262 Rimbaud Le Dormeur Du Val
André Durand présente
‘’Le dormeur du val’’
(1870)
Poème de RIMBAUD
RIMBAUD
C'est un trou de verdure où chante une rivière Accrochant follement aux herbes des haillons D'argent ; où le soleil, de la montagne fière, Luit : c'est un petit val qui mousse de rayons. Un soldat jeune, bouche ouverte, tête nue, Et la nuque baignant dans le frais cresson bleu, Dort ; il est étendu dans l'herbe, sous la nue, Pâle dans son lit vert où la lumière pleut. Les pieds dans les glaïeuls, il dort. Souriant comme Sourirait un enfant malade, il fait un somme. Nature, berce-le chaudement : il a froid.
Les parfums ne font pas frissonner sa narine ; Il dort dans le soleil, la main sur sa poitrine Tranquille. Il a deux trous rouges au côté droit.
Analyse
Introduction
Le scandale de la mort de l'être humain, surtout quand elle est opposée à l'immuabilité et à l'enchantement de la nature, est un thème traditionnel de la poésie lyrique.

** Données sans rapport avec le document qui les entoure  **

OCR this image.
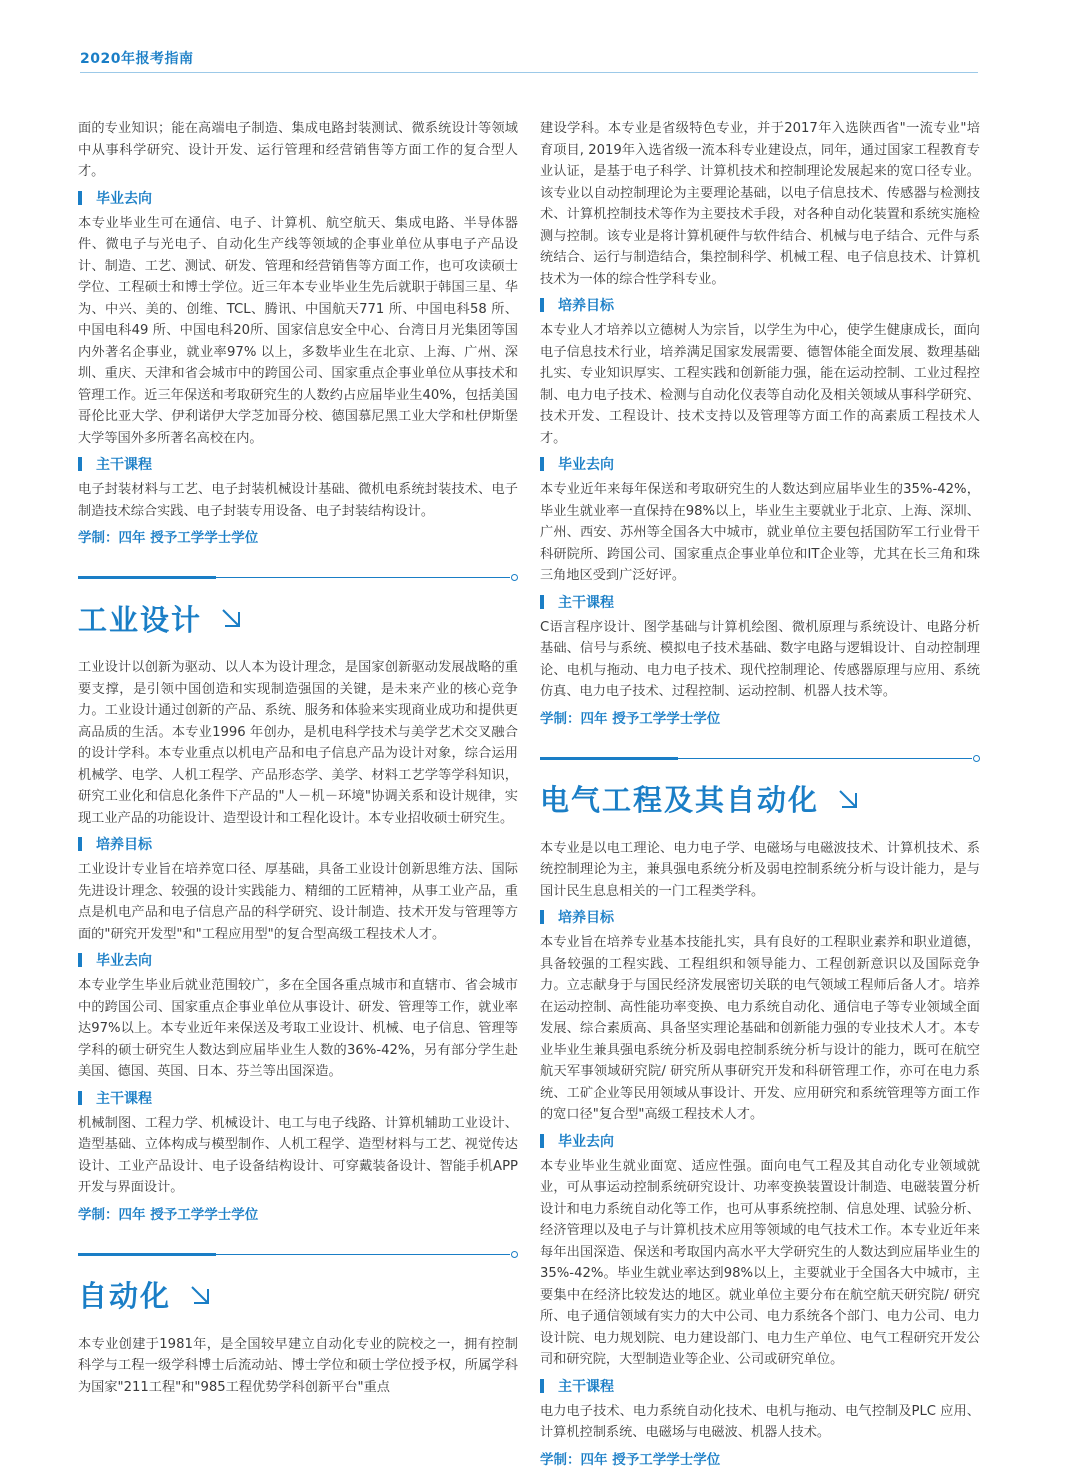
2020年报考指南

面的专业知识；能在高端电子制造、集成电路封装测试、微系统设计等领域中从事科学研究、设计开发、运行管理和经营销售等方面工作的复合型人才。

毕业去向

本专业毕业生可在通信、电子、计算机、航空航天、集成电路、半导体器件、微电子与光电子、自动化生产线等领域的企事业单位从事电子产品设计、制造、工艺、测试、研发、管理和经营销售等方面工作，也可攻读硕士学位、工程硕士和博士学位。近三年本专业毕业生先后就职于韩国三星、华为、中兴、美的、创维、TCL、腾讯、中国航天771 所、中国电科58 所、中国电科49 所、中国电科20所、国家信息安全中心、台湾日月光集团等国内外著名企事业，就业率97% 以上，多数毕业生在北京、上海、广州、深圳、重庆、天津和省会城市中的跨国公司、国家重点企事业单位从事技术和管理工作。近三年保送和考取研究生的人数约占应届毕业生40%，包括美国哥伦比亚大学、伊利诺伊大学芝加哥分校、德国慕尼黑工业大学和杜伊斯堡大学等国外多所著名高校在内。

主干课程

电子封装材料与工艺、电子封装机械设计基础、微机电系统封装技术、电子制造技术综合实践、电子封装专用设备、电子封装结构设计。

学制：四年 授予工学学士学位
工业设计

工业设计以创新为驱动、以人本为设计理念，是国家创新驱动发展战略的重要支撑，是引领中国创造和实现制造强国的关键，是未来产业的核心竞争力。工业设计通过创新的产品、系统、服务和体验来实现商业成功和提供更高品质的生活。本专业1996 年创办，是机电科学技术与美学艺术交叉融合的设计学科。本专业重点以机电产品和电子信息产品为设计对象，综合运用机械学、电学、人机工程学、产品形态学、美学、材料工艺学等学科知识，研究工业化和信息化条件下产品的"人－机－环境"协调关系和设计规律，实现工业产品的功能设计、造型设计和工程化设计。本专业招收硕士研究生。

培养目标

工业设计专业旨在培养宽口径、厚基础，具备工业设计创新思维方法、国际先进设计理念、较强的设计实践能力、精细的工匠精神，从事工业产品，重点是机电产品和电子信息产品的科学研究、设计制造、技术开发与管理等方面的"研究开发型"和"工程应用型"的复合型高级工程技术人才。

毕业去向

本专业学生毕业后就业范围较广，多在全国各重点城市和直辖市、省会城市中的跨国公司、国家重点企事业单位从事设计、研发、管理等工作，就业率达97%以上。本专业近年来保送及考取工业设计、机械、电子信息、管理等学科的硕士研究生人数达到应届毕业生人数的36%-42%，另有部分学生赴美国、德国、英国、日本、芬兰等出国深造。

主干课程

机械制图、工程力学、机械设计、电工与电子线路、计算机辅助工业设计、造型基础、立体构成与模型制作、人机工程学、造型材料与工艺、视觉传达设计、工业产品设计、电子设备结构设计、可穿戴装备设计、智能手机APP开发与界面设计。

学制：四年 授予工学学士学位
自动化

本专业创建于1981年，是全国较早建立自动化专业的院校之一，拥有控制科学与工程一级学科博士后流动站、博士学位和硕士学位授予权，所属学科为国家"211工程"和"985工程优势学科创新平台"重点

建设学科。本专业是省级特色专业，并于2017年入选陕西省"一流专业"培育项目, 2019年入选省级一流本科专业建设点，同年，通过国家工程教育专业认证，是基于电子科学、计算机技术和控制理论发展起来的宽口径专业。该专业以自动控制理论为主要理论基础，以电子信息技术、传感器与检测技术、计算机控制技术等作为主要技术手段，对各种自动化装置和系统实施检测与控制。该专业是将计算机硬件与软件结合、机械与电子结合、元件与系统结合、运行与制造结合，集控制科学、机械工程、电子信息技术、计算机技术为一体的综合性学科专业。

培养目标

本专业人才培养以立德树人为宗旨，以学生为中心，使学生健康成长，面向电子信息技术行业，培养满足国家发展需要、德智体能全面发展、数理基础扎实、专业知识厚实、工程实践和创新能力强，能在运动控制、工业过程控制、电力电子技术、检测与自动化仪表等自动化及相关领域从事科学研究、技术开发、工程设计、技术支持以及管理等方面工作的高素质工程技术人才。

毕业去向

本专业近年来每年保送和考取研究生的人数达到应届毕业生的35%-42%，毕业生就业率一直保持在98%以上，毕业生主要就业于北京、上海、深圳、广州、西安、苏州等全国各大中城市，就业单位主要包括国防军工行业骨干科研院所、跨国公司、国家重点企事业单位和IT企业等，尤其在长三角和珠三角地区受到广泛好评。

主干课程

C语言程序设计、图学基础与计算机绘图、微机原理与系统设计、电路分析基础、信号与系统、模拟电子技术基础、数字电路与逻辑设计、自动控制理论、电机与拖动、电力电子技术、现代控制理论、传感器原理与应用、系统仿真、电力电子技术、过程控制、运动控制、机器人技术等。

学制：四年 授予工学学士学位
电气工程及其自动化

本专业是以电工理论、电力电子学、电磁场与电磁波技术、计算机技术、系统控制理论为主，兼具强电系统分析及弱电控制系统分析与设计能力，是与国计民生息息相关的一门工程类学科。

培养目标

本专业旨在培养专业基本技能扎实，具有良好的工程职业素养和职业道德，具备较强的工程实践、工程组织和领导能力、工程创新意识以及国际竞争力。立志献身于与国民经济发展密切关联的电气领域工程师后备人才。培养在运动控制、高性能功率变换、电力系统自动化、通信电子等专业领域全面发展、综合素质高、具备坚实理论基础和创新能力强的专业技术人才。本专业毕业生兼具强电系统分析及弱电控制系统分析与设计的能力，既可在航空航天军事领域研究院/ 研究所从事研究开发和科研管理工作，亦可在电力系统、工矿企业等民用领域从事设计、开发、应用研究和系统管理等方面工作的宽口径"复合型"高级工程技术人才。

毕业去向

本专业毕业生就业面宽、适应性强。面向电气工程及其自动化专业领域就业，可从事运动控制系统研究设计、功率变换装置设计制造、电磁装置分析设计和电力系统自动化等工作，也可从事系统控制、信息处理、试验分析、经济管理以及电子与计算机技术应用等领域的电气技术工作。本专业近年来每年出国深造、保送和考取国内高水平大学研究生的人数达到应届毕业生的35%-42%。毕业生就业率达到98%以上，主要就业于全国各大中城市，主要集中在经济比较发达的地区。就业单位主要分布在航空航天研究院/ 研究所、电子通信领域有实力的大中公司、电力系统各个部门、电力公司、电力设计院、电力规划院、电力建设部门、电力生产单位、电气工程研究开发公司和研究院，大型制造业等企业、公司或研究单位。

主干课程

电力电子技术、电力系统自动化技术、电机与拖动、电气控制及PLC 应用、计算机控制系统、电磁场与电磁波、机器人技术。

学制：四年 授予工学学士学位
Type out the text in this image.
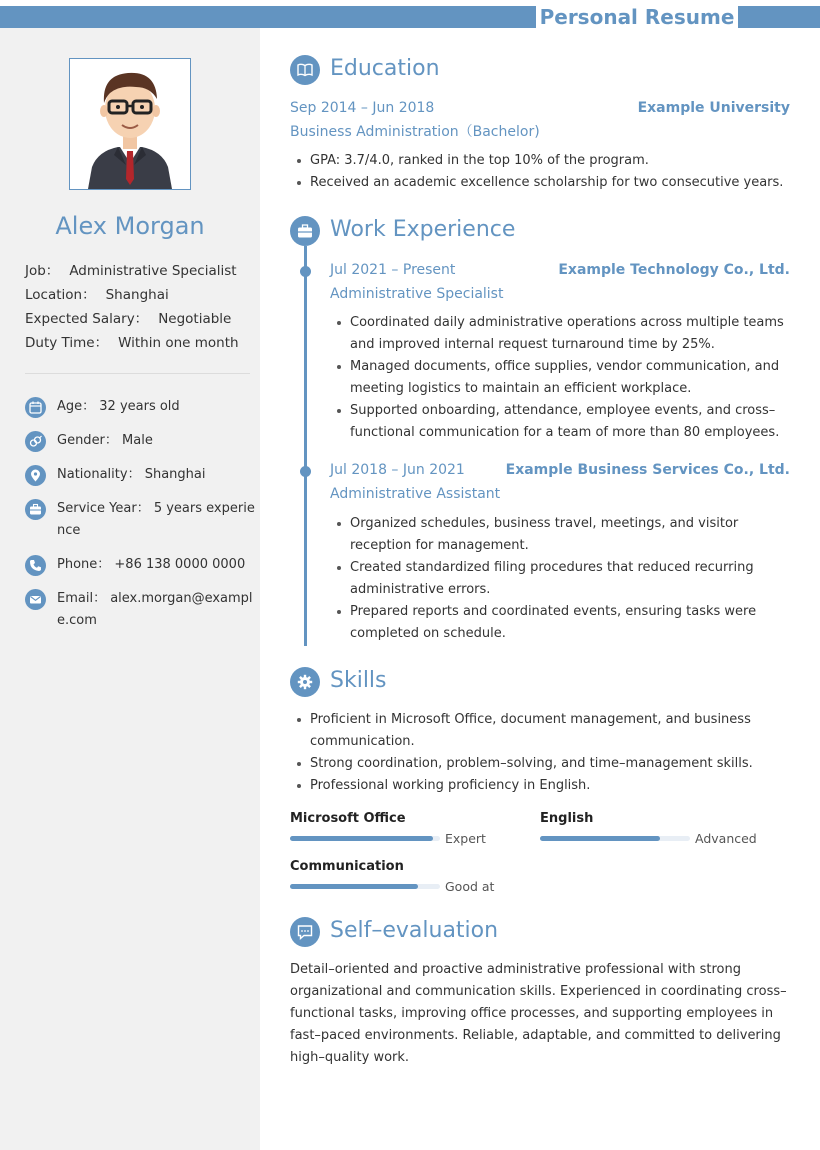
Personal Resume
Alex Morgan
Job： Administrative Specialist
Location： Shanghai
Expected Salary： Negotiable
Duty Time： Within one month
Age： 32 years old
Gender： Male
Nationality： Shanghai
Service Year： 5 years experience
Phone： +86 138 0000 0000
Email： alex.morgan@example.com
Education
Sep 2014 – Jun 2018	Example University
Business Administration（Bachelor)
GPA: 3.7/4.0, ranked in the top 10% of the program.
Received an academic excellence scholarship for two consecutive years.
Work Experience
Jul 2021 – Present	Example Technology Co., Ltd.
Administrative Specialist
Coordinated daily administrative operations across multiple teams and improved internal request turnaround time by 25%.
Managed documents, office supplies, vendor communication, and meeting logistics to maintain an efficient workplace.
Supported onboarding, attendance, employee events, and cross–functional communication for a team of more than 80 employees.
Jul 2018 – Jun 2021	Example Business Services Co., Ltd.
Administrative Assistant
Organized schedules, business travel, meetings, and visitor reception for management.
Created standardized filing procedures that reduced recurring administrative errors.
Prepared reports and coordinated events, ensuring tasks were completed on schedule.
Skills
Proficient in Microsoft Office, document management, and business communication.
Strong coordination, problem–solving, and time–management skills.
Professional working proficiency in English.
Microsoft Office
Expert
English
Advanced
Communication
Good at
Self–evaluation
Detail–oriented and proactive administrative professional with strong organizational and communication skills. Experienced in coordinating cross–functional tasks, improving office processes, and supporting employees in fast–paced environments. Reliable, adaptable, and committed to delivering high–quality work.
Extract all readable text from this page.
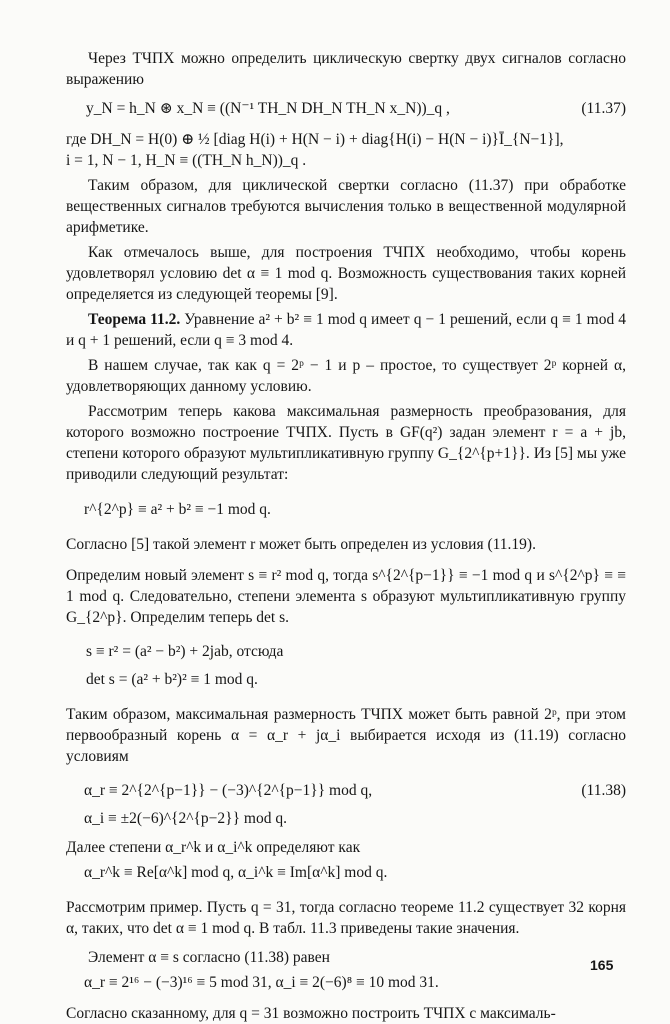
Через ТЧПХ можно определить циклическую свертку двух сигналов согласно выражению

y_N = h_N ⊛ x_N ≡ ((N⁻¹ TH_N DH_N TH_N x_N))_q ,	(11.37)

где DH_N = H(0) ⊕ ½ [diag H(i) + H(N − i) + diag{H(i) − H(N − i)}Ī_{N−1}],

i = 1, N − 1, H_N ≡ ((TH_N h_N))_q .

Таким образом, для циклической свертки согласно (11.37) при обработке вещественных сигналов требуются вычисления только в вещественной модулярной арифметике.

Как отмечалось выше, для построения ТЧПХ необходимо, чтобы корень удовлетворял условию det α ≡ 1 mod q. Возможность существования таких корней определяется из следующей теоремы [9].

Теорема 11.2. Уравнение a² + b² ≡ 1 mod q имеет q − 1 решений, если q ≡ 1 mod 4 и q + 1 решений, если q ≡ 3 mod 4.

В нашем случае, так как q = 2ᵖ − 1 и p – простое, то существует 2ᵖ корней α, удовлетворяющих данному условию.

Рассмотрим теперь какова максимальная размерность преобразования, для которого возможно построение ТЧПХ. Пусть в GF(q²) задан элемент r = a + jb, степени которого образуют мультипликативную группу G_{2^{p+1}}. Из [5] мы уже приводили следующий результат:

r^{2^p} ≡ a² + b² ≡ −1 mod q.

Согласно [5] такой элемент r может быть определен из условия (11.19).

Определим новый элемент s ≡ r² mod q, тогда s^{2^{p−1}} ≡ −1 mod q и s^{2^p} ≡ ≡ 1 mod q. Следовательно, степени элемента s образуют мультипликативную группу G_{2^p}. Определим теперь det s.

s ≡ r² = (a² − b²) + 2jab, отсюда

det s = (a² + b²)² ≡ 1 mod q.

Таким образом, максимальная размерность ТЧПХ может быть равной 2ᵖ, при этом первообразный корень α = α_r + jα_i выбирается исходя из (11.19) согласно условиям

α_r ≡ 2^{2^{p−1}} − (−3)^{2^{p−1}} mod q,
α_i ≡ ±2(−6)^{2^{p−2}} mod q.
(11.38)

Далее степени α_r^k и α_i^k определяют как

α_r^k ≡ Re[α^k] mod q, α_i^k ≡ Im[α^k] mod q.

Рассмотрим пример. Пусть q = 31, тогда согласно теореме 11.2 существует 32 корня α, таких, что det α ≡ 1 mod q. В табл. 11.3 приведены такие значения.

Элемент α ≡ s согласно (11.38) равен

α_r ≡ 2¹⁶ − (−3)¹⁶ ≡ 5 mod 31, α_i ≡ 2(−6)⁸ ≡ 10 mod 31.

Согласно сказанному, для q = 31 возможно построить ТЧПХ с максималь-

165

Mais le scandale est encore plus grand quand il s'agit de celle d'un être jeune, promis à toutes les joies de l'existence, fauché par la guerre, au hasard d'une bataille. Le jeune poète Rimbaud en a été saisi quand, au cours d'une de ses fugues dans la forêt ardennaise qui avait été peu de temps auparavant le théâtre de la guerre franco-prussienne de 1870, il dut découvrir un cadavre de soldat.
Cela lui a inspiré un poème dont il a indiqué la date : octobre 1870 (il avait donc seize ans) qui est le mois où il l’a copié pour son ami, Démeny, et qu'il a intitulé, de façon très agréablement poétique, “Le dormeur du val”, pour mieux dérouter le lecteur.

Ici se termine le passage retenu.